Greenfield’s primary criticism of the article is fundamentally that it’s a case of throwing the baby out with the bath water and I find him as persuasive as ever on this. The problem is jurors’ imaginations running amok rather than the ability to exclude, for example, torture confessions.

The problem is sort of a reverse CSI-effect where instead of juries assuming that, if the accused actually did it, there would be DNA and fingerprints; they assume that the accused did do it and there’s something horribly incriminating that their sleazy defence lawyer got buried. The jury then takes it on themselves to imagine what that non-existent evidence is and convicts accordingly. I don’t know how common this is and the rules on jury interviews in the UK makes it tricky to find out but it’s potentially a very serious problem, not least for what it does to the presumption of innocence.

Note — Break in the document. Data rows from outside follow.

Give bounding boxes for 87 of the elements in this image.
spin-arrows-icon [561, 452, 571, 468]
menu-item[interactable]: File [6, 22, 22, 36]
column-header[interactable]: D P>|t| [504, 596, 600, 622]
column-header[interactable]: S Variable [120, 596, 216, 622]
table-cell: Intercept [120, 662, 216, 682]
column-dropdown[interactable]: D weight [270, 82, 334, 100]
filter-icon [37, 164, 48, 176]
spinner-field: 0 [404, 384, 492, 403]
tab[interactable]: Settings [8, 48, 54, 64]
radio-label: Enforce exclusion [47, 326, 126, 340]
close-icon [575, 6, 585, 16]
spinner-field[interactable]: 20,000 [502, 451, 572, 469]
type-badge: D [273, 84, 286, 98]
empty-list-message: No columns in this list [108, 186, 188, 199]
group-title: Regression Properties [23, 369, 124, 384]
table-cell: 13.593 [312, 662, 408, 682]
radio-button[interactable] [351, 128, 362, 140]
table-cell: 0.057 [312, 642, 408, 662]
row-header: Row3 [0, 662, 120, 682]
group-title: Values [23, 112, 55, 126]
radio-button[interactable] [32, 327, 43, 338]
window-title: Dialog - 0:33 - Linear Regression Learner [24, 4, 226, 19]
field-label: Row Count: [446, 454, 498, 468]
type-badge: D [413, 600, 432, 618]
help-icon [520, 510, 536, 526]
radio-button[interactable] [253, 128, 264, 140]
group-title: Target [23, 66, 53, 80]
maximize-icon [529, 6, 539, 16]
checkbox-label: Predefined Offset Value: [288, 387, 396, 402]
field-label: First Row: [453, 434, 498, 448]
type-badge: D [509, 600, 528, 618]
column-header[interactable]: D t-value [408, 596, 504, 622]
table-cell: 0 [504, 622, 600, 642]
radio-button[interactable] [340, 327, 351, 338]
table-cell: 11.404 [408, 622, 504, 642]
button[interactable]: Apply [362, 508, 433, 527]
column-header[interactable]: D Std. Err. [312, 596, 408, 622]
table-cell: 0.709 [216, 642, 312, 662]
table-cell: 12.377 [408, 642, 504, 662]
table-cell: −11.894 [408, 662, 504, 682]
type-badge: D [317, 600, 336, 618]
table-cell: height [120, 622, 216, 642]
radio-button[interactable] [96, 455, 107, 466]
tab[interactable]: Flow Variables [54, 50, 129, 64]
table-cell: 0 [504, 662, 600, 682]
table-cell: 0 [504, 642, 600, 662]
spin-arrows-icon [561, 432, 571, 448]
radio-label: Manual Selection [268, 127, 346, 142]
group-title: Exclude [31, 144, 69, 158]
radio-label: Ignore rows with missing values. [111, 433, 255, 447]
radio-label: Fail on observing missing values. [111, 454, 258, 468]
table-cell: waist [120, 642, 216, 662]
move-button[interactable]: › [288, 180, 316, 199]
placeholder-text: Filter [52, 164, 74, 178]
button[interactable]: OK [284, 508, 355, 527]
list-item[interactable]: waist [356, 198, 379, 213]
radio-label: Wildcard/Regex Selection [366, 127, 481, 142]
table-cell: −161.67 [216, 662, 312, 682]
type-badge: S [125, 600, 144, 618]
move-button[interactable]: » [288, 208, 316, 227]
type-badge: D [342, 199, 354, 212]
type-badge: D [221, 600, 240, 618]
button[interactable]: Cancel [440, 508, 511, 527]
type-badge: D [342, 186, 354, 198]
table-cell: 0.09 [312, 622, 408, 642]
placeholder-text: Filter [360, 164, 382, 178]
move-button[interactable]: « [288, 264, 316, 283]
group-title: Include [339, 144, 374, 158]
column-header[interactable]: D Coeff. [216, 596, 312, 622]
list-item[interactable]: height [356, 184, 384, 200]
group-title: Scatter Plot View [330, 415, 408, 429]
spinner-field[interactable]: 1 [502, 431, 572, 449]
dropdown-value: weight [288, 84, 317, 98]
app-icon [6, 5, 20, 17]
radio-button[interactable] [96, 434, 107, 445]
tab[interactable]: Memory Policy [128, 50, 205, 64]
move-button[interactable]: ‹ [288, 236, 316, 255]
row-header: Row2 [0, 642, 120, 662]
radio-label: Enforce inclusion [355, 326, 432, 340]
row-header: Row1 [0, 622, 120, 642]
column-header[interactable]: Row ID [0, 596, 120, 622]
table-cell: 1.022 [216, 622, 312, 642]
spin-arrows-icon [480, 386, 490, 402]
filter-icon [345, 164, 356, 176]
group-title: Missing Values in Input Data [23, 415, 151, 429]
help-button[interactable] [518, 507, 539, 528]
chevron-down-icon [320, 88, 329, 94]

I imagine this comes straight from police dramas where the sleazy defence lawyer is always getting stuff buried. It’s looking increasingly like your odds of conviction in solemn trials depends more than it should on if your jury prefers CSI to Law and Order.

The lesson seems to be that juries sometimes do unpredictable things, whether that’s returning unexpected verdicts, assuming evidence is normally definitive or that it even exists in the first place. We still have to be careful about constitutional safeguards, especially in jurisdictions where the constitution is as flexible as ours.